$60,000 has been awarded for a project investigating a new way to tackle disease-inducing chronic inflammation linked to type 2 diabetes.

Professor Pfleger and Dr Elizabeth Johnstone (pictured above) and the Molecular Endocrinology and Pharmacology Laboratory team at the Harry Perkins Institute of Medical Research, in collaboration with colleagues at Monash University, hope to reduce health complications of type 2 diabetes by blocking a newly-discovered pathway.

Inflammation is increased in type 2 diabetes and we’ve found this pathway effectively stokes the fires of inflammation in the body, making it burn more fiercely, increasing the risk of it getting out of control and causing collateral health damage.

The group has found that key proteins on the surface of cells involved in chronic inflammation – known as Immunoglobulin-like Cell Adhesion Molecules – are turned on by a process called transactivation when other G protein-coupled receptor molecules on the cell surface are themselves turned on. They aim is to develop smart inhibitors of this pathway in order to keep inflammation under control and, in doing so, treat and prevent type 2 diabetes complications, such as atherosclerosis – which is the formation of fatty deposits in arteries – and kidney disease.
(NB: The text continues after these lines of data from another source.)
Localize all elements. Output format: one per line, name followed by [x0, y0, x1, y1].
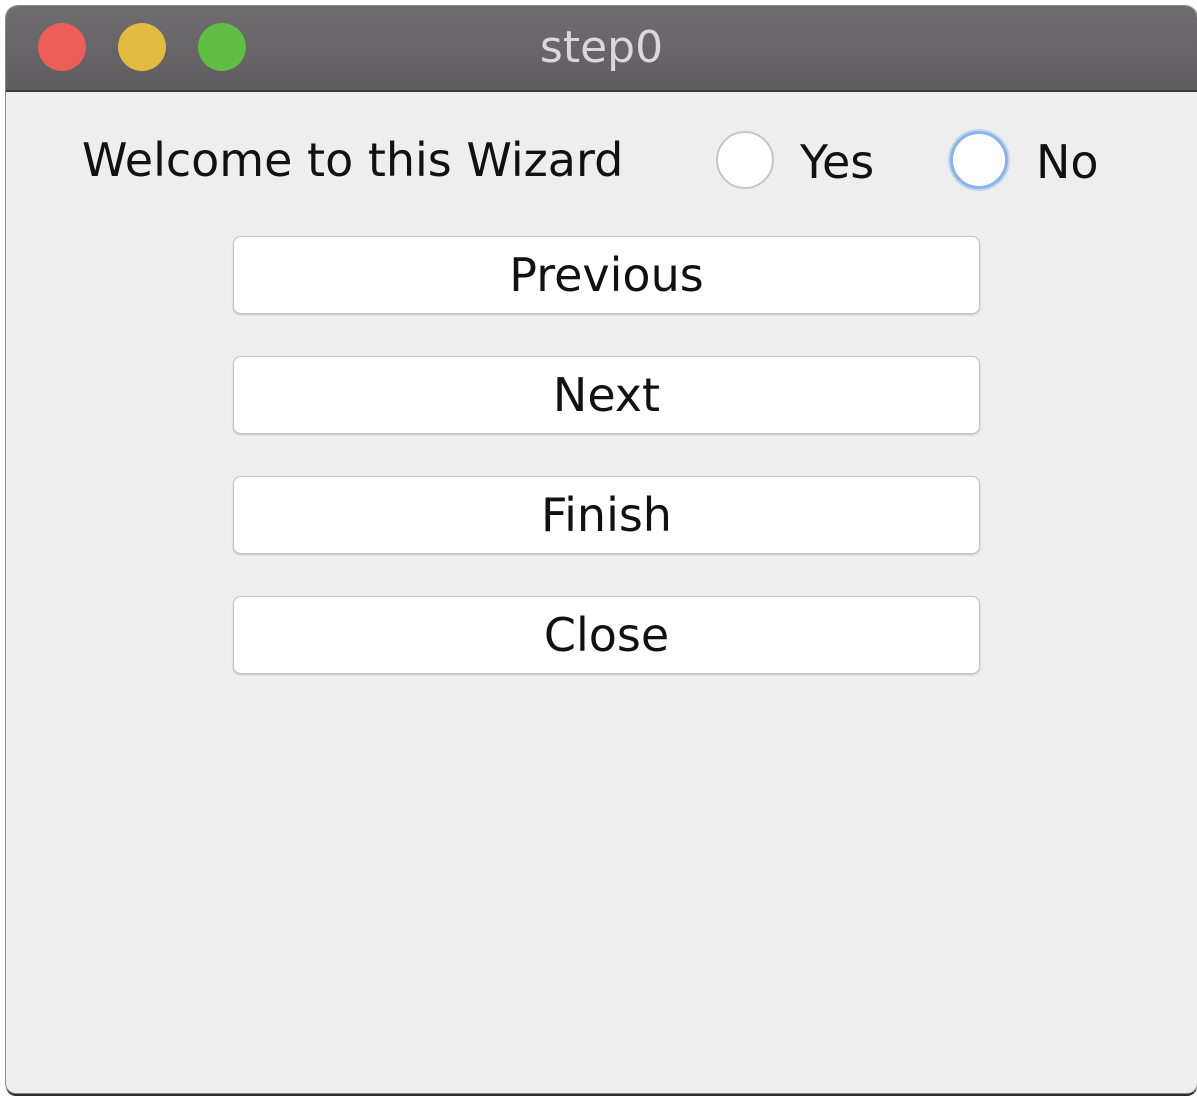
yes-radio[interactable]: [716, 131, 774, 189]
wizard-content: Welcome to this Wizard Yes No Previous N…: [6, 92, 1197, 1093]
welcome-label: Welcome to this Wizard: [82, 133, 624, 187]
no-radio[interactable]: [950, 131, 1008, 189]
wizard-window: step0 Welcome to this Wizard Yes No Prev…: [6, 6, 1197, 1093]
no-radio-label[interactable]: No: [1036, 132, 1099, 192]
window-title: step0: [539, 22, 664, 73]
previous-button[interactable]: Previous: [233, 236, 980, 314]
title-bar[interactable]: step0: [6, 6, 1197, 92]
close-button[interactable]: Close: [233, 596, 980, 674]
finish-button[interactable]: Finish: [233, 476, 980, 554]
yes-radio-label[interactable]: Yes: [800, 132, 874, 192]
next-button[interactable]: Next: [233, 356, 980, 434]
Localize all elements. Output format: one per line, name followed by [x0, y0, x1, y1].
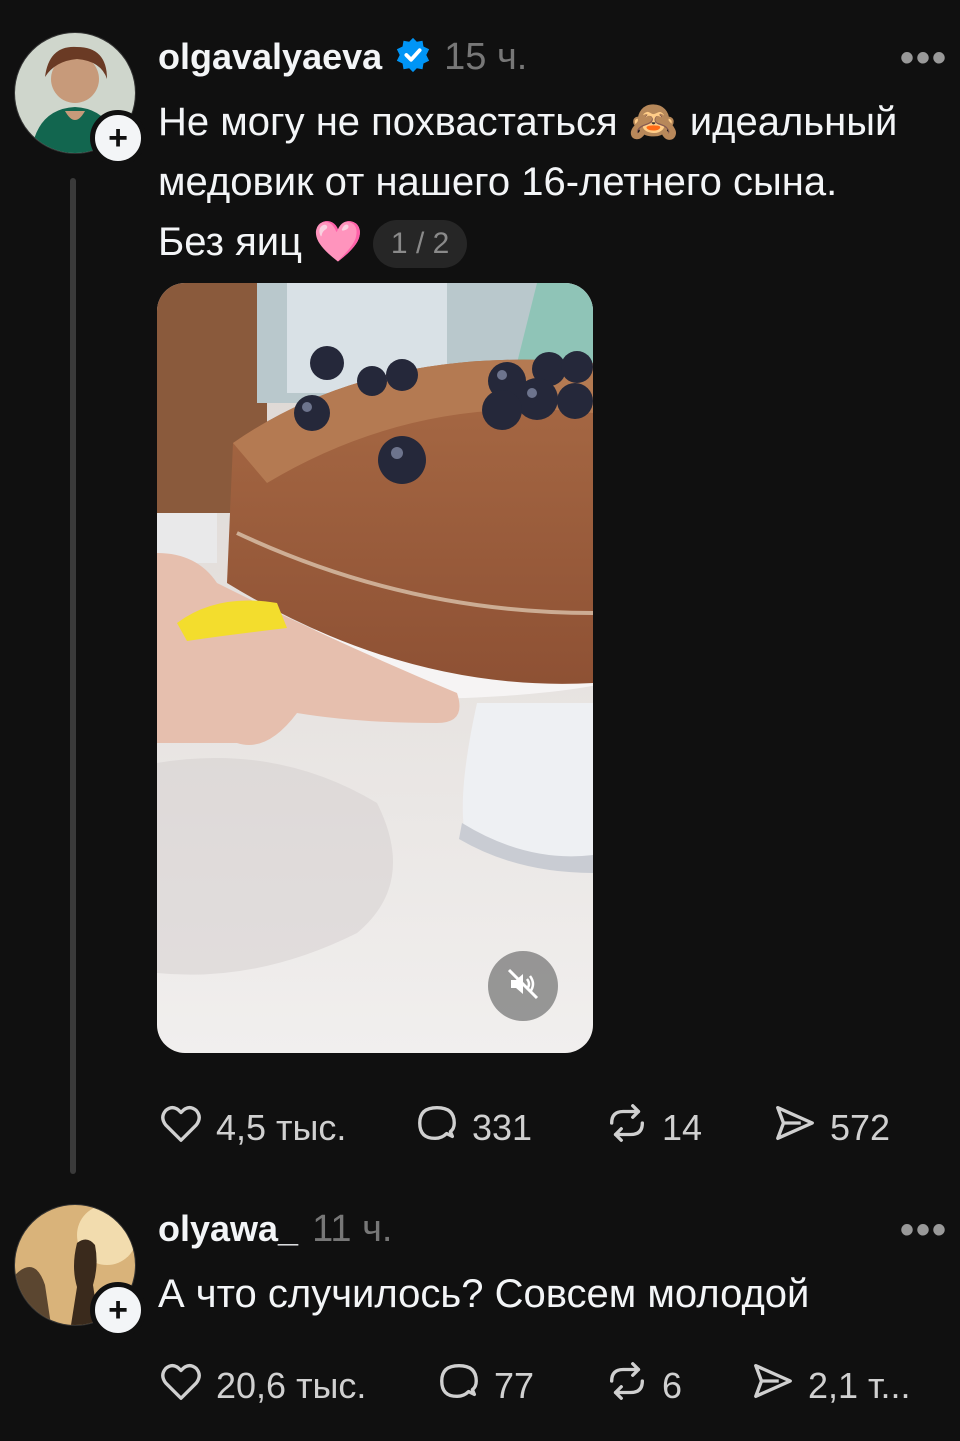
send-icon	[750, 1358, 796, 1413]
plus-icon: +	[108, 1291, 128, 1329]
post-text-line3: Без яиц	[158, 220, 302, 264]
post-text: Не могу не похвастаться 🙈 идеальный медо…	[158, 92, 948, 272]
repost-count: 14	[662, 1106, 703, 1148]
reply-reply-count: 77	[494, 1364, 535, 1406]
post-header: olgavalyaeva 15 ч.	[158, 32, 527, 82]
mute-toggle-button[interactable]	[488, 951, 558, 1021]
comment-bubble-icon	[436, 1358, 482, 1413]
reply-repost-button[interactable]: 6	[604, 1358, 682, 1413]
reply-share-button[interactable]: 2,1 т...	[750, 1358, 911, 1413]
monkey-emoji: 🙈	[628, 100, 679, 144]
speaker-muted-icon	[505, 966, 541, 1007]
reply-text: А что случилось? Совсем молодой	[158, 1272, 810, 1316]
reply-time: 11 ч.	[312, 1207, 393, 1250]
like-button[interactable]: 4,5 тыс.	[158, 1100, 346, 1155]
reply-count: 331	[472, 1106, 533, 1148]
reply-username[interactable]: olyawa_	[158, 1208, 298, 1250]
comment-bubble-icon	[414, 1100, 460, 1155]
reply-share-count: 2,1 т...	[808, 1364, 911, 1406]
reply-more-button[interactable]: •••	[900, 1208, 948, 1253]
reply-button[interactable]: 331	[414, 1100, 532, 1155]
reply-like-button[interactable]: 20,6 тыс.	[158, 1358, 366, 1413]
media-counter: 1 / 2	[372, 220, 468, 269]
post-more-button[interactable]: •••	[900, 36, 948, 81]
send-icon	[772, 1100, 818, 1155]
repost-icon	[604, 1100, 650, 1155]
author-username[interactable]: olgavalyaeva	[158, 36, 382, 78]
post-text-line2: медовик от нашего 16-летнего сына.	[158, 160, 838, 204]
post-text-line1b: идеальный	[689, 100, 898, 144]
share-button[interactable]: 572	[772, 1100, 890, 1155]
thread-line	[70, 178, 76, 1174]
plus-icon: +	[108, 119, 128, 157]
heart-emoji: 🩷	[313, 220, 363, 264]
reply-header: olyawa_ 11 ч.	[158, 1204, 392, 1254]
reply-repost-count: 6	[662, 1364, 683, 1406]
repost-button[interactable]: 14	[604, 1100, 702, 1155]
heart-icon	[158, 1358, 204, 1413]
post-time: 15 ч.	[444, 35, 528, 78]
verified-badge-icon	[394, 36, 432, 79]
follow-plus-button[interactable]: +	[90, 110, 146, 166]
reply-follow-plus-button[interactable]: +	[90, 1282, 146, 1338]
post-media-image[interactable]	[157, 283, 593, 1053]
reply-reply-button[interactable]: 77	[436, 1358, 534, 1413]
share-count: 572	[830, 1106, 891, 1148]
heart-icon	[158, 1100, 204, 1155]
repost-icon	[604, 1358, 650, 1413]
like-count: 4,5 тыс.	[216, 1106, 347, 1148]
post-text-line1: Не могу не похвастаться	[158, 100, 618, 144]
reply-like-count: 20,6 тыс.	[216, 1364, 367, 1406]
This new funding will support research into the underlying molecular mechanisms driving this transactivation process and test peptides that modulate the pathway, to expand the number of potential type 2 diabetes drug targets.

Additionally, the work will involve use of BRET – bioluminescence resonance energy transfer – technology, which Professor Pfleger’s laboratory is a world-leader in using to study protein-protein interactions.